En Miqueas 3:4 leemos: "Entonces clamarán al SEÑOR, pero Él no les responderá; sino que esconderá de ellos Su rostro en aquel tiempo, porque han hecho malas obras." Allí el verbo clamar pinta una súplica urgente, un grito de auxilio que nace de la necesidad y del peligro, pero el pasaje plantea la dolorosa posibilidad de que ese grito quede sin respuesta.
Investigar la palabra clamar nos muestra que en el hebreo implica gritar, suplicar con intensidad, llamar con persistencia; no es sólo sonido, sino reconocimiento de dependencia y un pedido desde el corazón. En la Escritura el clamor es muchas veces la expresión de confianza en Dios, pero Miqueas nos advierte que la respuesta divina puede ser retenida cuando el clamor proviene de vidas marcadas por obras malas y desobediencia.
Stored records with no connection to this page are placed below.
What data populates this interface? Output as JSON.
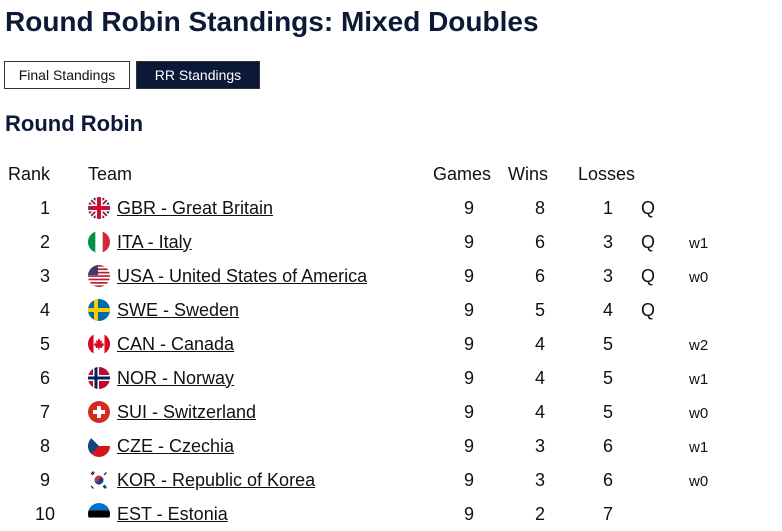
{
  "page": {
    "title": "Round Robin Standings: Mixed Doubles"
  },
  "tabs": [
    {
      "label": "Final Standings",
      "active": false
    },
    {
      "label": "RR Standings",
      "active": true
    }
  ],
  "section": {
    "title": "Round Robin"
  },
  "table": {
    "headers": {
      "rank": "Rank",
      "team": "Team",
      "games": "Games",
      "wins": "Wins",
      "losses": "Losses"
    },
    "rows": [
      {
        "rank": "1",
        "flag": "gbr-flag-icon",
        "team": "GBR - Great Britain",
        "games": "9",
        "wins": "8",
        "losses": "1",
        "q": "Q",
        "tb": ""
      },
      {
        "rank": "2",
        "flag": "ita-flag-icon",
        "team": "ITA - Italy",
        "games": "9",
        "wins": "6",
        "losses": "3",
        "q": "Q",
        "tb": "w1"
      },
      {
        "rank": "3",
        "flag": "usa-flag-icon",
        "team": "USA - United States of America",
        "games": "9",
        "wins": "6",
        "losses": "3",
        "q": "Q",
        "tb": "w0"
      },
      {
        "rank": "4",
        "flag": "swe-flag-icon",
        "team": "SWE - Sweden",
        "games": "9",
        "wins": "5",
        "losses": "4",
        "q": "Q",
        "tb": ""
      },
      {
        "rank": "5",
        "flag": "can-flag-icon",
        "team": "CAN - Canada",
        "games": "9",
        "wins": "4",
        "losses": "5",
        "q": "",
        "tb": "w2"
      },
      {
        "rank": "6",
        "flag": "nor-flag-icon",
        "team": "NOR - Norway",
        "games": "9",
        "wins": "4",
        "losses": "5",
        "q": "",
        "tb": "w1"
      },
      {
        "rank": "7",
        "flag": "sui-flag-icon",
        "team": "SUI - Switzerland",
        "games": "9",
        "wins": "4",
        "losses": "5",
        "q": "",
        "tb": "w0"
      },
      {
        "rank": "8",
        "flag": "cze-flag-icon",
        "team": "CZE - Czechia",
        "games": "9",
        "wins": "3",
        "losses": "6",
        "q": "",
        "tb": "w1"
      },
      {
        "rank": "9",
        "flag": "kor-flag-icon",
        "team": "KOR - Republic of Korea",
        "games": "9",
        "wins": "3",
        "losses": "6",
        "q": "",
        "tb": "w0"
      },
      {
        "rank": "10",
        "flag": "est-flag-icon",
        "team": "EST - Estonia",
        "games": "9",
        "wins": "2",
        "losses": "7",
        "q": "",
        "tb": ""
      }
    ]
  }
}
Desde un tono pastoral práctico, esto nos obliga a examen: ¿mi clamar refleja auténtico quebranto o es rutina de labios sin cambio de vida? Dios puede esconder su rostro frente a la injusticia, la hipocresía y el abuso; por eso el camino hacia un clamor escuchable pasa por la confesión sincera, la reparación donde haya daño, el abandono del pecado y el cultivo de la justicia y la santidad en la vida cotidiana.
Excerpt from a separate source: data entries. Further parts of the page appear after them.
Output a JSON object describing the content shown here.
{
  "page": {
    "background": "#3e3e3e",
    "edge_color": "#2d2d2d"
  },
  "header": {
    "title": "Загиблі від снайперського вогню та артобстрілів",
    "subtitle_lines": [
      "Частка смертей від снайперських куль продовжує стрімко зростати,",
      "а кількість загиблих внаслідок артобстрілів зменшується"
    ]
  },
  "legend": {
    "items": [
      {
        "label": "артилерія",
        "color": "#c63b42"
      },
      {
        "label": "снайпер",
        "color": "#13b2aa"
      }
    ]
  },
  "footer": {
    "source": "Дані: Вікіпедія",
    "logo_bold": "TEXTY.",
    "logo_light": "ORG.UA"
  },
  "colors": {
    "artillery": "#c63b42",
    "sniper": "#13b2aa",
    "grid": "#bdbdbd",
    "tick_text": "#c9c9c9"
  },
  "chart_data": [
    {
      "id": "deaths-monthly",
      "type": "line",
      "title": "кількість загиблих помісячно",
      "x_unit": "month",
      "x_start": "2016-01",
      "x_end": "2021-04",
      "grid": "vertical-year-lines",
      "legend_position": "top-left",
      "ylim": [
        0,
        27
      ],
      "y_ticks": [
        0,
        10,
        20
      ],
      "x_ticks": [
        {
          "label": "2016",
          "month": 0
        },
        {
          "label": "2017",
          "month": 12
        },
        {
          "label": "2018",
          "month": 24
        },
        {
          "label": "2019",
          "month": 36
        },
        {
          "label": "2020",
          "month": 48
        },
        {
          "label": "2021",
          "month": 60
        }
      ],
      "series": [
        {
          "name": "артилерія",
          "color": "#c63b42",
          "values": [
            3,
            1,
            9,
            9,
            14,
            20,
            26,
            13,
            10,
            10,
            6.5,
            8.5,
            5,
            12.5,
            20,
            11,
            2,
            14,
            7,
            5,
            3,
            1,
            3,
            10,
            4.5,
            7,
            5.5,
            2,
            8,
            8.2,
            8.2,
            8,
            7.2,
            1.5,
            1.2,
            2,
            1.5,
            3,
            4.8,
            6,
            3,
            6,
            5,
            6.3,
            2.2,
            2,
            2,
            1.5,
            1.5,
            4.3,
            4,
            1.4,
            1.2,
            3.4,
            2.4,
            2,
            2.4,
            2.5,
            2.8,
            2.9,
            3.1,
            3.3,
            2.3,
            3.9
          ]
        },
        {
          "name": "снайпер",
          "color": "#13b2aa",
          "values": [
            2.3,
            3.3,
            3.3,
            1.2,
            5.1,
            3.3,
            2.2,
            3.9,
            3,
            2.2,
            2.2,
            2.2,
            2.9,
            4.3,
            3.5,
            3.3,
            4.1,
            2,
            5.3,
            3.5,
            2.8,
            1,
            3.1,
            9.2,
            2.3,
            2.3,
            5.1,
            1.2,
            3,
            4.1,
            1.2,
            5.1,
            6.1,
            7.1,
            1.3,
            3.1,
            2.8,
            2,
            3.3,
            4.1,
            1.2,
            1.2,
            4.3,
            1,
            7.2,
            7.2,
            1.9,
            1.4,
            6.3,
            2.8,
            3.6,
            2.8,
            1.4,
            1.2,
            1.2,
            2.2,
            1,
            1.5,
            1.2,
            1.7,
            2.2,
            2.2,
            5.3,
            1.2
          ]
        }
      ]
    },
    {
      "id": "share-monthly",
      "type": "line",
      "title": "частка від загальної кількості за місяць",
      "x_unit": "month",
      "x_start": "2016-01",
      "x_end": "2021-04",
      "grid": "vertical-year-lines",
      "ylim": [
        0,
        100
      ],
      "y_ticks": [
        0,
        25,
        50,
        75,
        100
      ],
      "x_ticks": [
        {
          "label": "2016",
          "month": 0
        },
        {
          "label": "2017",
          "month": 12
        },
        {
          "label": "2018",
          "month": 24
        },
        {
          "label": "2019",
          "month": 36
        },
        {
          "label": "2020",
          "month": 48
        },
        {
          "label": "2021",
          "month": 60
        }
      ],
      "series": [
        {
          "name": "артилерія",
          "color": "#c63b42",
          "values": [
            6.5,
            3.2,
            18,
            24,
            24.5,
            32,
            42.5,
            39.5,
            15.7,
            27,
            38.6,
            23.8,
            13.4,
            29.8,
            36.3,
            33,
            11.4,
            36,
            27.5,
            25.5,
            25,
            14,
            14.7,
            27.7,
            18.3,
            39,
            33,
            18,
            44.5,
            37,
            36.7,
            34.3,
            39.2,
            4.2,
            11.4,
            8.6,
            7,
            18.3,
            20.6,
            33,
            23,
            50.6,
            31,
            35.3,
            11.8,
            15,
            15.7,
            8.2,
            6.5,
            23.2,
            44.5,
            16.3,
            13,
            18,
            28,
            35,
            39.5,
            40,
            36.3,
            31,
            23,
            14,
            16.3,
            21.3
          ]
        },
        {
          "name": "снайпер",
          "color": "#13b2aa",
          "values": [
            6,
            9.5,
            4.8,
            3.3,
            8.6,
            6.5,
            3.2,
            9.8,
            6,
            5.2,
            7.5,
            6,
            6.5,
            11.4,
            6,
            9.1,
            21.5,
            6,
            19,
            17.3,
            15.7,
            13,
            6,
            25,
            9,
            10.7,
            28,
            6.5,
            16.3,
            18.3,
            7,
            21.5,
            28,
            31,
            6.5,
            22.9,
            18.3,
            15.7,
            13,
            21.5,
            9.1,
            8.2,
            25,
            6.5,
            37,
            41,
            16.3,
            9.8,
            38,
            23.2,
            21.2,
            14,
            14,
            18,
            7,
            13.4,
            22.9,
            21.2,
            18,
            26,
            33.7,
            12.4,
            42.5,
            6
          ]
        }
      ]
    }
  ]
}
La esperanza cristiana es que en Cristo nuestro clamor encuentra acogida: Jesús intercede por los que se arrepienten y transforma los corazones que vuelven a Dios. Si hoy reconoces tu pecado, clama con corazón abierto, arrepiéntete y confía en la obra redentora de Cristo; entonces experimentarás la cercanía de su rostro y la renovación de tu vida. Ánimo: Dios responde al arrepentimiento y restaura a quienes vuelven a Él.